Efficient and Stable Perovskite Solar Cells with a High Open‐Circuit Voltage Over 1.2 V Achieved by a Dual‐Side Passivation Layer
Ju‐Hyeon Kim, Yong Ryun Kim, Juae Kim, Chang‐Mok Oh, In‐Wook Hwang, Jehan Kim, Stefan Zeiske, Taeyoon Ki, Sooncheol Kwon, Heejoo Kim, Ardalan Armin, Hongsuk Suh, Kwanghee Lee
Abstract
Abstract Suppressing nonradiative recombination at the interface between the organometal halide perovskite (PVK) and the charge‐transport layer (CTL) is crucial for improving the efficiency and stability of PVK‐based solar cells (PSCs).
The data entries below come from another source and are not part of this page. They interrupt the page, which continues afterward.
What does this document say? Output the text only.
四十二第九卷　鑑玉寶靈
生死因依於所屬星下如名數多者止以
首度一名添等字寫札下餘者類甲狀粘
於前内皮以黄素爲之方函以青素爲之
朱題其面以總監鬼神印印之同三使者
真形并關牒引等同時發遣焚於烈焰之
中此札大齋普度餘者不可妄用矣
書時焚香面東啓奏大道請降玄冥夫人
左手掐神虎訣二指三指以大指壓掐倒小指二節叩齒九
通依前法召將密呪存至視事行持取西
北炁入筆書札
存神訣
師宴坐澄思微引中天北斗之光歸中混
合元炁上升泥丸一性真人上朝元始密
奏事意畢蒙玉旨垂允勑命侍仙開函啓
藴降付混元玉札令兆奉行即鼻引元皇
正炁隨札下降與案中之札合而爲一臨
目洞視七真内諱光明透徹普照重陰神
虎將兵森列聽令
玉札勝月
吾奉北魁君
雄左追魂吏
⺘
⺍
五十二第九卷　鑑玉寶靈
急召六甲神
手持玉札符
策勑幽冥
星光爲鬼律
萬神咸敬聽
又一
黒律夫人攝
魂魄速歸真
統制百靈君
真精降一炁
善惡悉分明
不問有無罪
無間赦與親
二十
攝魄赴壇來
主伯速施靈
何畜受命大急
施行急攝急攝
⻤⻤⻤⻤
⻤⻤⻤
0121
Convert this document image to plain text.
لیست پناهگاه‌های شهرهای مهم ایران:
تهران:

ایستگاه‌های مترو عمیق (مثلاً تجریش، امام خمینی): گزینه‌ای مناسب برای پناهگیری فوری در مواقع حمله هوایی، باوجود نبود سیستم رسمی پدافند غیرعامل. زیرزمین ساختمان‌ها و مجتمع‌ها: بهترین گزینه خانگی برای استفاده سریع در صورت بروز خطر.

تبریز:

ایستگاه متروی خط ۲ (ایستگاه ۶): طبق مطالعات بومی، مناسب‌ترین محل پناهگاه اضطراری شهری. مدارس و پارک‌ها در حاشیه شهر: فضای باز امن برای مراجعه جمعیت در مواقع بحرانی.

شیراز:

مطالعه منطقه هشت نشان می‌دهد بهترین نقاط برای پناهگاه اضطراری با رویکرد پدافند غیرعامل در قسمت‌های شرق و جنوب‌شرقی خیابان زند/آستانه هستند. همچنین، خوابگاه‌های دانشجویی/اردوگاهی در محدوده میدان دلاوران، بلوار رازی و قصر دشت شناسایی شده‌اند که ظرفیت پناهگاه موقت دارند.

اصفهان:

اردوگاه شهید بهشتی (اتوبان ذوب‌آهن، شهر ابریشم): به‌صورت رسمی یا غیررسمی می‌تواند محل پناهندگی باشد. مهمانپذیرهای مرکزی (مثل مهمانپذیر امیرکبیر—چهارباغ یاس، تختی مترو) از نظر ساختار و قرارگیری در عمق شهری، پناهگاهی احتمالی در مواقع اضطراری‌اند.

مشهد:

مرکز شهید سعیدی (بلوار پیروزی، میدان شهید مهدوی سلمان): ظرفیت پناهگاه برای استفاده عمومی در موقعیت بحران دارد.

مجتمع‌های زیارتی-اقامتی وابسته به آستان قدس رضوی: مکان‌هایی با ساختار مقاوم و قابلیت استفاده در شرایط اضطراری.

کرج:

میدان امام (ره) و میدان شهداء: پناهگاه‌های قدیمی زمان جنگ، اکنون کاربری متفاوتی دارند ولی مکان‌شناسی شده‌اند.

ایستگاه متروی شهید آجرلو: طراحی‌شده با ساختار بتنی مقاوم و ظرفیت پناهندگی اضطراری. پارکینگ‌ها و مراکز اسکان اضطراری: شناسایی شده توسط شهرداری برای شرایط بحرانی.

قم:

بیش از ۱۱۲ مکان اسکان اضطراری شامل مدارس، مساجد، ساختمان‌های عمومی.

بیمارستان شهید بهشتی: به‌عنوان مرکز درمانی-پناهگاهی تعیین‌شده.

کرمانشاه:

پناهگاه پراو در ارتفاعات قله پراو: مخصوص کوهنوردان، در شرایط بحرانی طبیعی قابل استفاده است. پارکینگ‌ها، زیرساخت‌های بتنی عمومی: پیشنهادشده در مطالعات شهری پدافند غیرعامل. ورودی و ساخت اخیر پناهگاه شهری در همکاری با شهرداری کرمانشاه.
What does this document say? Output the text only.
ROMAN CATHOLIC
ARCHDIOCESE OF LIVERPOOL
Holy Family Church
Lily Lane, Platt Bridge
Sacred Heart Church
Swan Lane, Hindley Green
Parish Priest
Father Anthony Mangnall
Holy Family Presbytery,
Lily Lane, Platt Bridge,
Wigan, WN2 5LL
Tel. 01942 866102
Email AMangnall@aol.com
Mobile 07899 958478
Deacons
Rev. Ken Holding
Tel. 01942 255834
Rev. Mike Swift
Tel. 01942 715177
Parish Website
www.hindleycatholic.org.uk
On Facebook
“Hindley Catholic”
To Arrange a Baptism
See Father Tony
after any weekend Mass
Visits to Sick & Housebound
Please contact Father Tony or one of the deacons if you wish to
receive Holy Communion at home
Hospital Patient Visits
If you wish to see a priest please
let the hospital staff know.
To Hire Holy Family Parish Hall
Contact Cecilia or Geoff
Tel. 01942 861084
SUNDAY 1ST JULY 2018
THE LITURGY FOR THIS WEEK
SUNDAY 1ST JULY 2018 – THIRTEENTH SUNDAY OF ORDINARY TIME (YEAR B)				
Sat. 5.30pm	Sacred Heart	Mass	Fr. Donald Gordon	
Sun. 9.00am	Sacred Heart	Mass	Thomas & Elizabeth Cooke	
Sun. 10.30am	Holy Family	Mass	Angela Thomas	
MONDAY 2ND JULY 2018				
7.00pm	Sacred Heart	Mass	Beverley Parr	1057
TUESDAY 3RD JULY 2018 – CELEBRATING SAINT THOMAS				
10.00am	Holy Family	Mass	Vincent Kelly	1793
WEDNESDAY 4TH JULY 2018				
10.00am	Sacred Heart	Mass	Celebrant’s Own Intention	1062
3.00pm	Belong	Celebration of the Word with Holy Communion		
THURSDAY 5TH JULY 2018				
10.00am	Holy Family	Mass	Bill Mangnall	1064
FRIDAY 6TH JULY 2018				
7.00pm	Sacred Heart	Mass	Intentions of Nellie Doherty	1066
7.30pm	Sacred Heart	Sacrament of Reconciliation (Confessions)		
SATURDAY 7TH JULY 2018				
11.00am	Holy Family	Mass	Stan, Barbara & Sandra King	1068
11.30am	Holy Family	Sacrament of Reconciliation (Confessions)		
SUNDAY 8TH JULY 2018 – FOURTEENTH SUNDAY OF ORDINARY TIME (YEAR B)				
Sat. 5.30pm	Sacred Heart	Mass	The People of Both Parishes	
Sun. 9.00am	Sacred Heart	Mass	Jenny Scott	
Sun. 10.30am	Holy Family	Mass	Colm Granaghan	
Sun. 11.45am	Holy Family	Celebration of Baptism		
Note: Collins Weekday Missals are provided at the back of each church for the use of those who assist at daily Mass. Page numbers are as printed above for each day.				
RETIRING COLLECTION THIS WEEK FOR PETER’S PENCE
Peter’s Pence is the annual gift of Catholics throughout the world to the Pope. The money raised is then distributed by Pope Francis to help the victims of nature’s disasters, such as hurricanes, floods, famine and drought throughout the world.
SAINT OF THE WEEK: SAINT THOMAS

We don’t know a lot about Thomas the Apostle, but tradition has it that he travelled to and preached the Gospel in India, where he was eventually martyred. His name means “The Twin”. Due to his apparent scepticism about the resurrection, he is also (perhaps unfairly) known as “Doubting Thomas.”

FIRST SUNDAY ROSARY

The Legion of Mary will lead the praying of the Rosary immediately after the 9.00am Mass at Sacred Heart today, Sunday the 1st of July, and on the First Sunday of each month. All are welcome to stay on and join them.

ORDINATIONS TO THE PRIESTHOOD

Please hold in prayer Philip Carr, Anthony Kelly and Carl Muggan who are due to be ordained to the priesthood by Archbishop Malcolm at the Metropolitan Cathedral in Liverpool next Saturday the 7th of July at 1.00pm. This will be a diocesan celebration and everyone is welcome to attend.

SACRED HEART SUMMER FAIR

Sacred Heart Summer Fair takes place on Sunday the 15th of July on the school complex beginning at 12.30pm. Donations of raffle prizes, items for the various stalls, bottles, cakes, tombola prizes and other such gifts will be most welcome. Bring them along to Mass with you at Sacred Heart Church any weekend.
Here, a new bathocuproine (BCP)‐based nonconjugated polyelectrolyte (poly‐BCP) is synthesized and this is introduced as a “dual‐side passivation layer” between the tin oxide (SnO 2 ) CTL and the PVK absorber. Poly‐BCP significantly suppresses both bulk and interfacial nonradiative recombination by passivating oxygen‐vacancy defects from the SnO 2 side and simultaneously scavenges ionic defects from the other (PVK) side. Therefore, PSCs with poly‐BCP exhibits a high power conversion efficiency (PCE) of 24.4% and a high open‐circuit voltage of 1.21 V with a reduced voltage loss (PVK bandgap of 1.56 eV). The non‐encapsulated PSCs also show excellent long‐term stability by retaining 93% of the initial PCE after 700 h under continuous 1‐sun irradiation in nitrogen atmosphere conditions.